En su momento, el resultado de las elecciones de 2009 en El Salvador abrió la posibilidad de reorientar el ejercicio del poder político para sentar las bases institucionales en favor del predominio de la democracia sobre el poder económico. En el globo, desde los años treinta del siglo XX, la reversión de la subordinación del poder político al económico se ha traducido, en términos generales, en procesos caracterizados por un amplio espectro de estrategias, planes y medidas de políticas públicas. Con diferentes grados de alcance y profundidad, el legado histórico de tales procesos —cualquiera que sea su orientación en el marco de la planificación centralizada, indicativa o estratégica—, tanto en economías desarrolladas como en desarrollo, ha sido la consecución de una mejora en los indicadores económicos y sociales, basada en una visión del bien común de largo plazo.
En la práctica, algunos países han emprendido acciones para el control democrático de la propiedad de los grandes medios de producción y para la regulación de los mercados. En el caso de América Latina, los Gobiernos de Bolivia, Ecuador y Venezuela, por ejemplo, han implementado reformas estructurales (agrarias, en buena parte), procesos de nacionalización de actividades económicas estratégicas, medidas para la redistribución del ingreso y la sustitución de importaciones, y de manera complementaria la promoción de la organización sindical y la participación popular, entre otras. En El Salvador, la administración Funes ha dado pasos en dirección a trastocar la preponderancia del poder económico tradicional sobre las decisiones políticas, así como en materia de inclusión social.
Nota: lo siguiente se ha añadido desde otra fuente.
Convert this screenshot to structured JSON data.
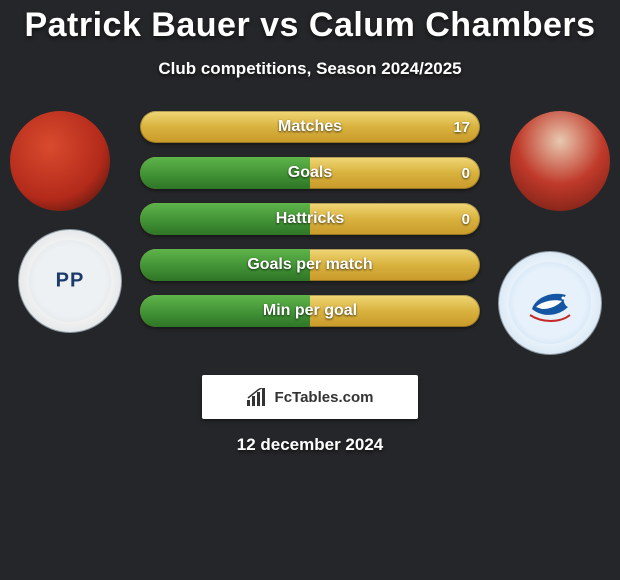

Ahora bien, en gran medida, la transformación de la estructura económica en un marco democrático descansa en un proceso de creación de sólidas bases institucionales para impulsar una estrategia de desarrollo nacional. Y al respecto, el país está en una situación de parálisis, de lo que es muestra el papel decorativo del Consejo Económico y Social (CES). El Consejo, cuya misión era marcar la pauta en ese proceso, ha sido un fracaso, sobre todo por las diferencias entre sus integrantes y la incapacidad de pasar a la acción. Por supuesto, el fallido pacto fiscal ha sido otro rotundo fracaso, pero su abandono obedece más a la influencia de grupos económicos reticentes que a la irresponsabilidad del Gobierno. En perspectiva, el CES (o una instancia institucional similar) debería aglutinar a los estamentos críticos en la correlación de poder económico y poder político, e iniciar un proceso de diálogo y concertación, como condición previa para la formulación de una estrategia de desarrollo.
Veintidós años después de la suscripción del Acuerdo de Chapultepec, la sociedad salvadoreña está dividida por la polarización política-ideológica. Una condición alentada por la permanente campaña de confrontación entre las dos principales fuerzas políticas. En ese marco, los principales actores de la escena política, en lugar de desempeñar un papel constructivo protagónico, han degenerado en una viciosa partidocracia antagónica a los intereses de la nación. Por tanto, la situación actual de la sociedad salvadoreña —de suyo, sumamente complicada en todos sus órdenes— demanda una especie de acuerdo nacional (¿Chapultepec II?) de cara al presente y al futuro, en orden a forjar un mejor destino para la ciudadanía.
En esta línea, vale citar las palabras del investigador chileno Francisco Rojas Aravena: "Los procesos políticos nacionales deben promover algunos consensos básicos, no eliminar los debates ni superar artificialmente las diferencias, sino consensuar los temas centrales para la democracia y el desarrollo. Diseñar políticas de Estado significa construir más allá de la visión del partido o de la coalición de gobierno y un período determinado. Las políticas de Estado recogen el interés y buscan la participación política del mayor número posible de actores. Son políticas de largo plazo a las que se les asignan recursos humanos y materiales para alcanzar los objetivos planteados durante el tiempo que excede el período de gobierno" ("Transformaciones globales y cambios en las relaciones de poder. Impactos en América Latina y el Caribe", Nueva Sociedad, n.° 246, julio-agosto 2013).
En suma, mientras El Salvador no llegue a un estadio de mínimos acuerdos en las esferas económica y política, difícilmente se puede esperar que cuente al menos con un bosquejo de plan de nación de largo plazo, tal como se ha planteado en Guatemala (K’atun: nuestra Guatemala 2032) y en otros países de América Latina. Si seguimos como hasta ahora, seguiremos entrampados en el vaivén de la discontinuidad, parcialidad, improvisación y miopía de las políticas públicas.